17 December 2014

New evidence for a massive flood on the Mackenzie River 13,000 years ago

Posted by kwheeling

By Rex Sanders

Coast Guard crewmembers lower a chirp sonar from the USCGC Healy into the Arctic Ocean.  Credit: Steve Walters

Coast Guard crewmembers lower a chirp sonar from the USCGC Healy into the Arctic Ocean.
Credit: Steve Walters

The Northern Hemisphere suddenly cooled about 12,800 years ago in an event named the Younger Dryas. Scientists have debated the cause for many years. One widely-believed explanation is that the massive but long gone Lake Agassiz in central Canada rapidly flooded fresh water east down the St. Lawrence River into the northern Atlantic Ocean. That pulse of fresh water interfered with warm ocean currents and triggered the cooling.

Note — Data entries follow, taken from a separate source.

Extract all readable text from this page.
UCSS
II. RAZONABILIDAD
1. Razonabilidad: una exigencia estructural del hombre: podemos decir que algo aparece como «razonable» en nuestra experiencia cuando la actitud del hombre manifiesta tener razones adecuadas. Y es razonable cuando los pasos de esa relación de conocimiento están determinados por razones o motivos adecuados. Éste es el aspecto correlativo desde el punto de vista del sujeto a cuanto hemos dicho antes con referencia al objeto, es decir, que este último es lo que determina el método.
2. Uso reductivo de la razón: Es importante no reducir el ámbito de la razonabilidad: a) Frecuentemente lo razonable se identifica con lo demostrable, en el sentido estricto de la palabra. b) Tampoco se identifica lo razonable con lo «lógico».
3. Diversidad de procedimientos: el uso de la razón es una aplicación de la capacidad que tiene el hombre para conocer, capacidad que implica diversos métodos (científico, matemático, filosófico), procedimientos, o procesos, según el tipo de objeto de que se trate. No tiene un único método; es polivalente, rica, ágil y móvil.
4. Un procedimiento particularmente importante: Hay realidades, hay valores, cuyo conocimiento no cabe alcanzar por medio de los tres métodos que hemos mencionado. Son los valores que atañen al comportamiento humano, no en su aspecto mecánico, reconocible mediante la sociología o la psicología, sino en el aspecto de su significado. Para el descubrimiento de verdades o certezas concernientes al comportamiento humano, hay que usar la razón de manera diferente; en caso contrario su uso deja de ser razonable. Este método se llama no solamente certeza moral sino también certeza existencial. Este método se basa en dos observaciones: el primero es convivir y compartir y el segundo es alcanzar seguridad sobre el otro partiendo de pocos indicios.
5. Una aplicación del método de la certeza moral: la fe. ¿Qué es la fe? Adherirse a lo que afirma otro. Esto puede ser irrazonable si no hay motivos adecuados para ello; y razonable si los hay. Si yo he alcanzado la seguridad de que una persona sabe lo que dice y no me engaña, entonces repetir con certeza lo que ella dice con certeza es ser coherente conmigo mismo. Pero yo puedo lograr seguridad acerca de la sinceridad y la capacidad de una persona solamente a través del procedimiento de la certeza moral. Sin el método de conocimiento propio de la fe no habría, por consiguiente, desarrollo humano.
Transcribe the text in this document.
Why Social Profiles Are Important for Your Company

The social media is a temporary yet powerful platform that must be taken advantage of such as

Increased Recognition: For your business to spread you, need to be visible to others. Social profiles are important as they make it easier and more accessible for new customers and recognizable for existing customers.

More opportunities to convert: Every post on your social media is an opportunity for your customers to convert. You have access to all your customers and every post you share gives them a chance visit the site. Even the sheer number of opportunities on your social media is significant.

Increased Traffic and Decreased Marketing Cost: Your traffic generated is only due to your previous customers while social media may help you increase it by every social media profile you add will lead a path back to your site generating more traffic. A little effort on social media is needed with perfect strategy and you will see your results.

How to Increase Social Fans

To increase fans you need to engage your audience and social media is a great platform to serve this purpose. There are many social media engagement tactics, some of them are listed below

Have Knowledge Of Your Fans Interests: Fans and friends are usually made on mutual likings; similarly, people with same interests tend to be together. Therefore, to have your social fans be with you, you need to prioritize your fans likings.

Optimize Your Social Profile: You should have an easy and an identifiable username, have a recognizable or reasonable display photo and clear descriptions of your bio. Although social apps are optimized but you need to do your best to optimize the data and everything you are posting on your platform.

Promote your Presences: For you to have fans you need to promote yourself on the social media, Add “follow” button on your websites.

In 2010, geographer Julian Murton of the University of Sussex and colleagues found evidence of a gigantic flood along the Mackenzie River in Canada. They proposed that Lake Agassiz flooded north down the Mackenzie into the Arctic Ocean. This fresh water pulse spilled over into the Atlantic Ocean and triggered the Younger Dryas, they said.

Recently, scientists from the Scripps Institution of Oceanography in California and the Woods Hole Oceanographic Institution in Massachusetts discovered a massive deposit of Arctic seafloor sediment consistent with a huge flood coming down the Mackenzie River about 13,000 years ago. Shannon Klotsko, a PhD candidate at Scripps, presented the team’s findings in a poster session Monday afternoon at the American Geophysical Union Fall Meeting in San Francisco.

“Did it cause the Younger Dryas? The timing seems right, but there’s been some discussion about what lakes it was sourced from,” said Klotsko.

In 2013, the researchers retrieved sediment cores and used a chirp sonar to measure sediment layers beneath the Arctic Ocean near the mouth of the Mackenzie River.

In one core just west of the river delta, the scientists found a layer with much larger particles than the other layers and sudden changes in five other sediment properties. That layer was just beneath a seven-meter-thick section of unusually uniform sediment. Carbon-14 dating of core samples also pointed to a dramatic increase in how quickly the sediment accumulated in that section – from less than 0.5 meters per thousand years before and after the flood, to as high as 12 meters per thousand years during the flood.

“In geologic time, it’s very fast,” said Klotsko.

The researchers also found the thickest flood deposits west of the Mackenzie – consistent with a massive outpouring of sediment from the river carried westward by ocean currents.

Klotsko and her colleagues believe that with this additional evidence, the case for Lake Agassiz suddenly flooding down the Mackenzie River might be more secure.

Rex Sanders is a science communication graduate student at UC Santa Cruz.